Aave DIVA Wrapper

Summary

As explained by the creator of the protocol, it can be used for `all kinds of conditional agreements P2P`. Meaning it can be used for every time/price based bets , let's say for example the price of Bitcoin. The users make their predictions and according to the price of Bitcoin they can win their bet. Let's say Alice and Bob make a wager for the price of Bitcoin in USDC(or other token with smaller pool).
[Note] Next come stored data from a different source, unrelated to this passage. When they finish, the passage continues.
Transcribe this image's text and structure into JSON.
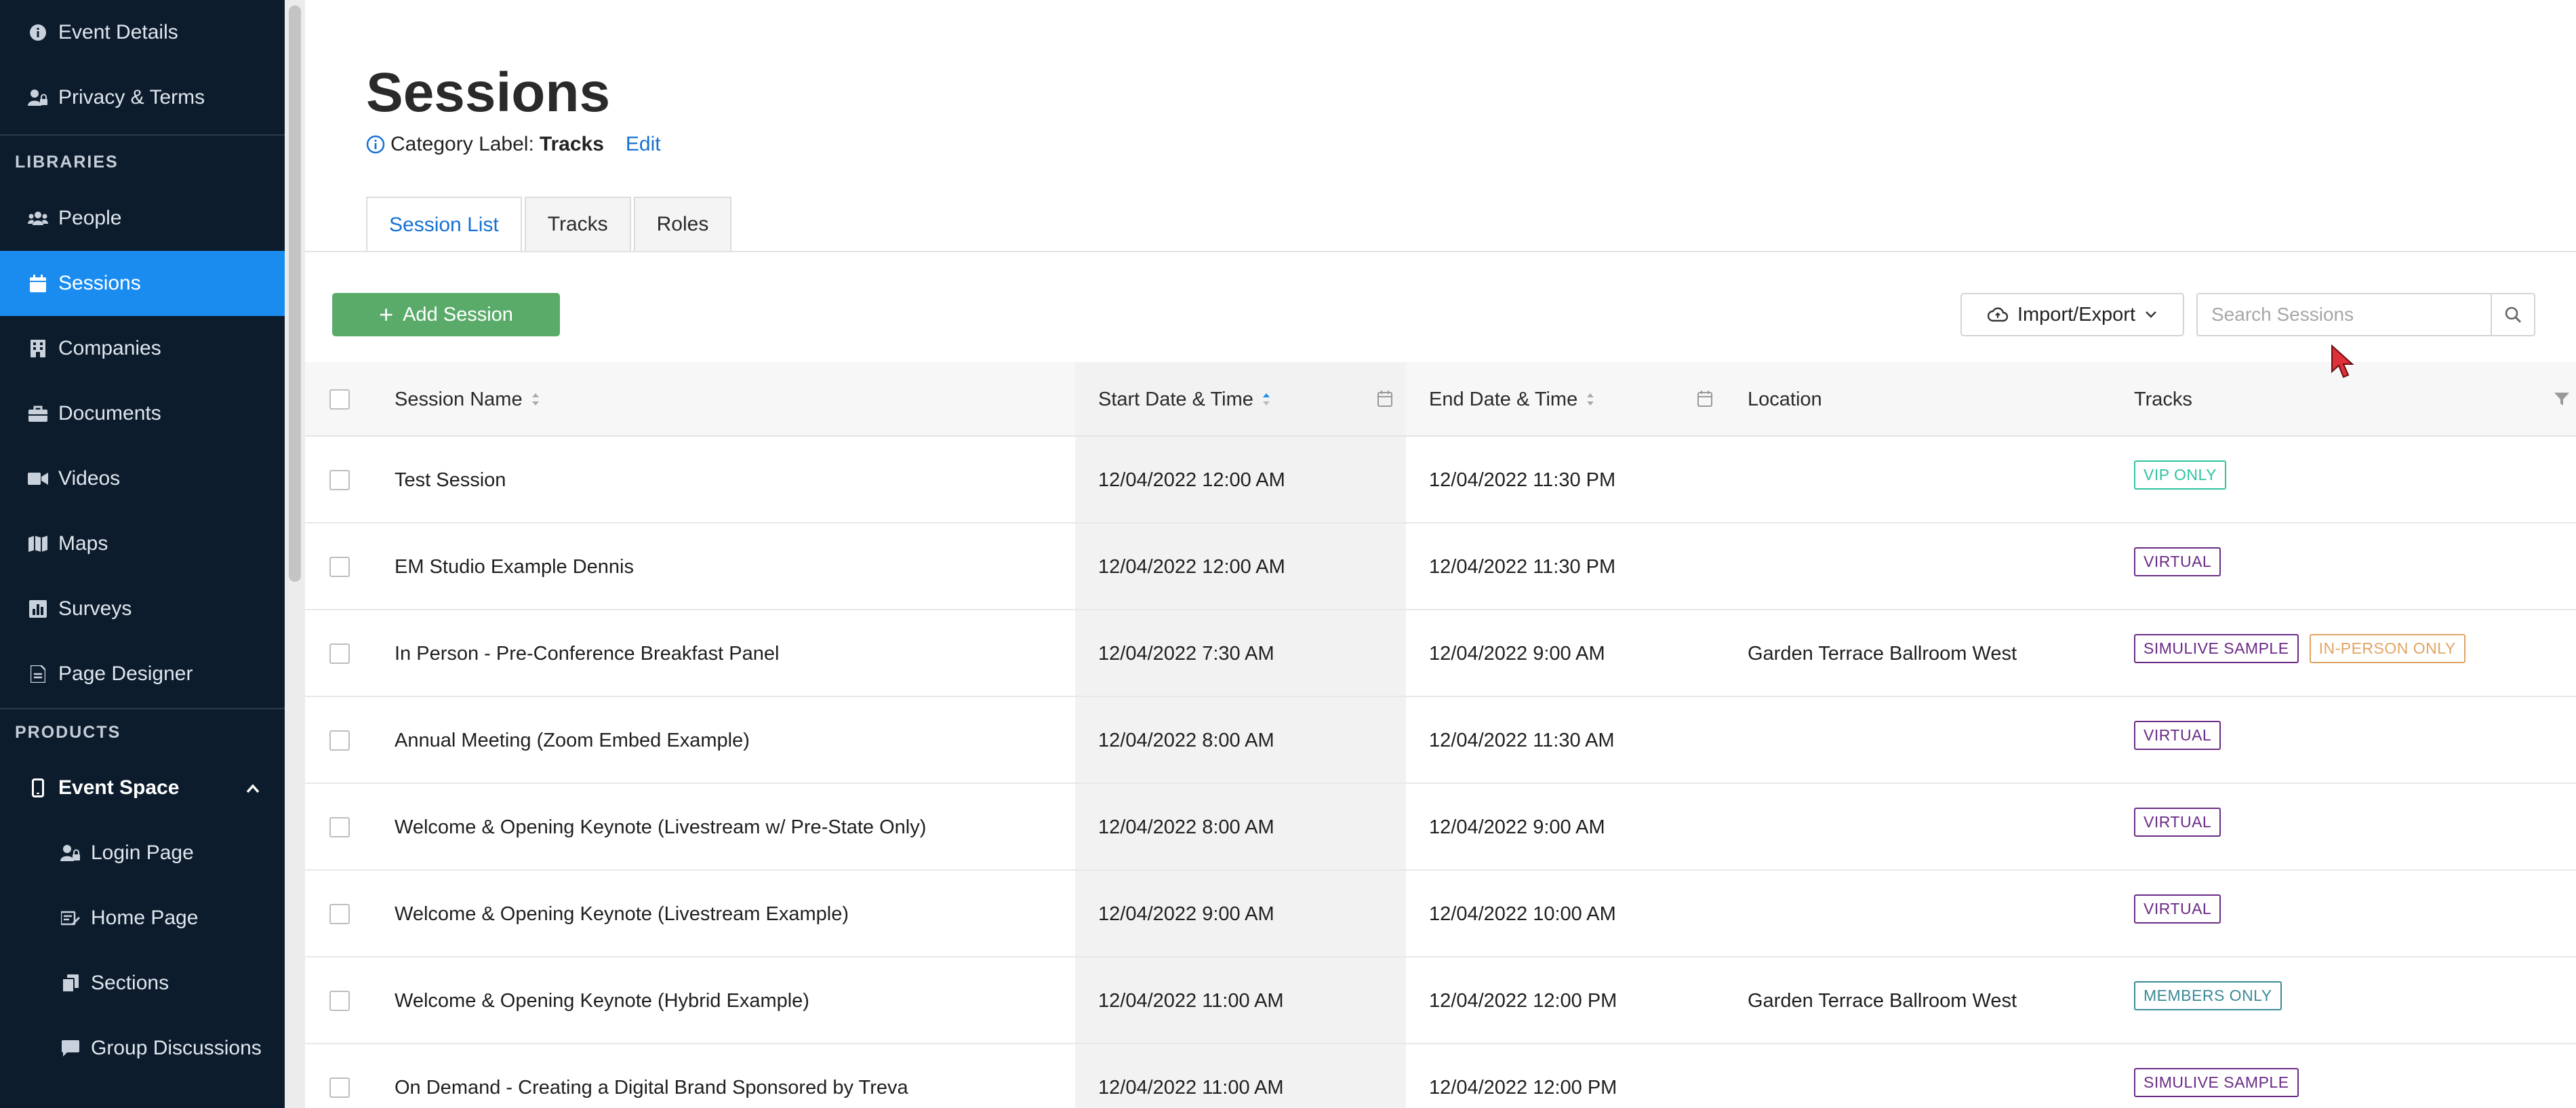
{
  "sidebar": {
    "items_top": [
      {
        "label": "Event Details",
        "icon": "info-circle-icon"
      },
      {
        "label": "Privacy & Terms",
        "icon": "user-lock-icon"
      }
    ],
    "libraries_heading": "LIBRARIES",
    "libraries": [
      {
        "label": "People",
        "icon": "people-icon"
      },
      {
        "label": "Sessions",
        "icon": "calendar-icon",
        "active": true
      },
      {
        "label": "Companies",
        "icon": "building-icon"
      },
      {
        "label": "Documents",
        "icon": "briefcase-icon"
      },
      {
        "label": "Videos",
        "icon": "video-camera-icon"
      },
      {
        "label": "Maps",
        "icon": "map-icon"
      },
      {
        "label": "Surveys",
        "icon": "chart-icon"
      },
      {
        "label": "Page Designer",
        "icon": "page-icon"
      }
    ],
    "products_heading": "PRODUCTS",
    "products_parent": {
      "label": "Event Space",
      "icon": "mobile-icon",
      "expanded": true
    },
    "products_children": [
      {
        "label": "Login Page",
        "icon": "user-lock-icon"
      },
      {
        "label": "Home Page",
        "icon": "home-icon"
      },
      {
        "label": "Sections",
        "icon": "copy-icon"
      },
      {
        "label": "Group Discussions",
        "icon": "chat-icon"
      }
    ]
  },
  "page": {
    "title": "Sessions",
    "category_prefix": "Category Label:",
    "category_value": "Tracks",
    "edit_label": "Edit"
  },
  "tabs": [
    {
      "label": "Session List",
      "active": true
    },
    {
      "label": "Tracks"
    },
    {
      "label": "Roles"
    }
  ],
  "toolbar": {
    "add_label": "Add Session",
    "import_export_label": "Import/Export",
    "search_placeholder": "Search Sessions"
  },
  "table": {
    "columns": {
      "name": "Session Name",
      "start": "Start Date & Time",
      "end": "End Date & Time",
      "location": "Location",
      "tracks": "Tracks"
    },
    "rows": [
      {
        "name": "Test Session",
        "start": "12/04/2022 12:00 AM",
        "end": "12/04/2022 11:30 PM",
        "location": "",
        "tags": [
          {
            "label": "VIP ONLY",
            "color": "#2ec4a0"
          }
        ]
      },
      {
        "name": "EM Studio Example Dennis",
        "start": "12/04/2022 12:00 AM",
        "end": "12/04/2022 11:30 PM",
        "location": "",
        "tags": [
          {
            "label": "VIRTUAL",
            "color": "#6a2a86"
          }
        ]
      },
      {
        "name": "In Person - Pre-Conference Breakfast Panel",
        "start": "12/04/2022 7:30 AM",
        "end": "12/04/2022 9:00 AM",
        "location": "Garden Terrace Ballroom West",
        "tags": [
          {
            "label": "SIMULIVE SAMPLE",
            "color": "#6a2a86"
          },
          {
            "label": "IN-PERSON ONLY",
            "color": "#e2a462"
          }
        ]
      },
      {
        "name": "Annual Meeting (Zoom Embed Example)",
        "start": "12/04/2022 8:00 AM",
        "end": "12/04/2022 11:30 AM",
        "location": "",
        "tags": [
          {
            "label": "VIRTUAL",
            "color": "#6a2a86"
          }
        ]
      },
      {
        "name": "Welcome & Opening Keynote (Livestream w/ Pre-State Only)",
        "start": "12/04/2022 8:00 AM",
        "end": "12/04/2022 9:00 AM",
        "location": "",
        "tags": [
          {
            "label": "VIRTUAL",
            "color": "#6a2a86"
          }
        ]
      },
      {
        "name": "Welcome & Opening Keynote (Livestream Example)",
        "start": "12/04/2022 9:00 AM",
        "end": "12/04/2022 10:00 AM",
        "location": "",
        "tags": [
          {
            "label": "VIRTUAL",
            "color": "#6a2a86"
          }
        ]
      },
      {
        "name": "Welcome & Opening Keynote (Hybrid Example)",
        "start": "12/04/2022 11:00 AM",
        "end": "12/04/2022 12:00 PM",
        "location": "Garden Terrace Ballroom West",
        "tags": [
          {
            "label": "MEMBERS ONLY",
            "color": "#3a8a96"
          }
        ]
      },
      {
        "name": "On Demand - Creating a Digital Brand Sponsored by Treva",
        "start": "12/04/2022 11:00 AM",
        "end": "12/04/2022 12:00 PM",
        "location": "",
        "tags": [
          {
            "label": "SIMULIVE SAMPLE",
            "color": "#6a2a86"
          }
        ]
      }
    ]
  },
  "colors": {
    "sidebar_bg": "#0d1c2c",
    "active_nav": "#1a8cf0",
    "primary_link": "#1670d4",
    "add_button": "#5aab6a"
  }
}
Alice bets that it will hit 200k by the end of January. Now let's assume that it's 31st of January and the price hits 200k. The markets are hot, everyone is making money. Alice decides to cash her winning, Alice tries to withdraw her prize by calling _redeemPositionToken. Which calls __redeemTokenPrivate that makes the withdraw from AAVE. But the operation reverts. Why is that? You see in cases of 100% utilization (supply ~= debt), withdrawal operation can revert. This can happen by itself (and has happened in the past during some periods) or be intentionally forced by anyone by temporarily taking out all available AAVE funds as a debt, and then later repaying it to DOS certain operations.

Vulnerability Details

As explained in the Summary when utilization for a pool in AAVE is at 100% , withdraw function will revert. This will cause users to not be able to withdraw collaterals, the redeemWTokenPrivatefunction will revert. This function is used by both redeemPositionTokenand _removeLiquidity. Meaning they will both revert and cause the user to not be able to remove liquidity as well. So again pre conditions will be something like this:

1. Alice and Bob make a wager for the price of Bitcoin to hit 200k at the end of January

2. Price hits 200k by 31st of January.

3. Alice decides to withdraw her prize.

4. Since markets are hots and people are taking loans(or Bob is a malicious user that takes a big loan so that Alice cannot withdraw), Alice cannot withdraw due to 100% utilization.

5. Time passes and now it's 1st of February.

6. Bob wins and takes out the prize and leaves Alice with no collateral.

Impact

Alice will not be able to withdraw her prize, time will pass and her bet will now be off, or price of Bitcoin will go under 200k so Bob can now withdraw his bet. Leaving Alice with no prize and even loosing the bet and the collateral she has provided for the bet.

Tools Used

Manual review

Simillar issue confirmed by sponsors:

https://github.com/sherlock-audit/2024-08-perennial-v2-update-3-judging/issues/16

Recommendations

It's hard to do anything it this situation about AAVE , but the amount to be withdrawn by the winner can be stored in a separate mapping , and to have a separate function when the user can withdraw any money he has in a later time.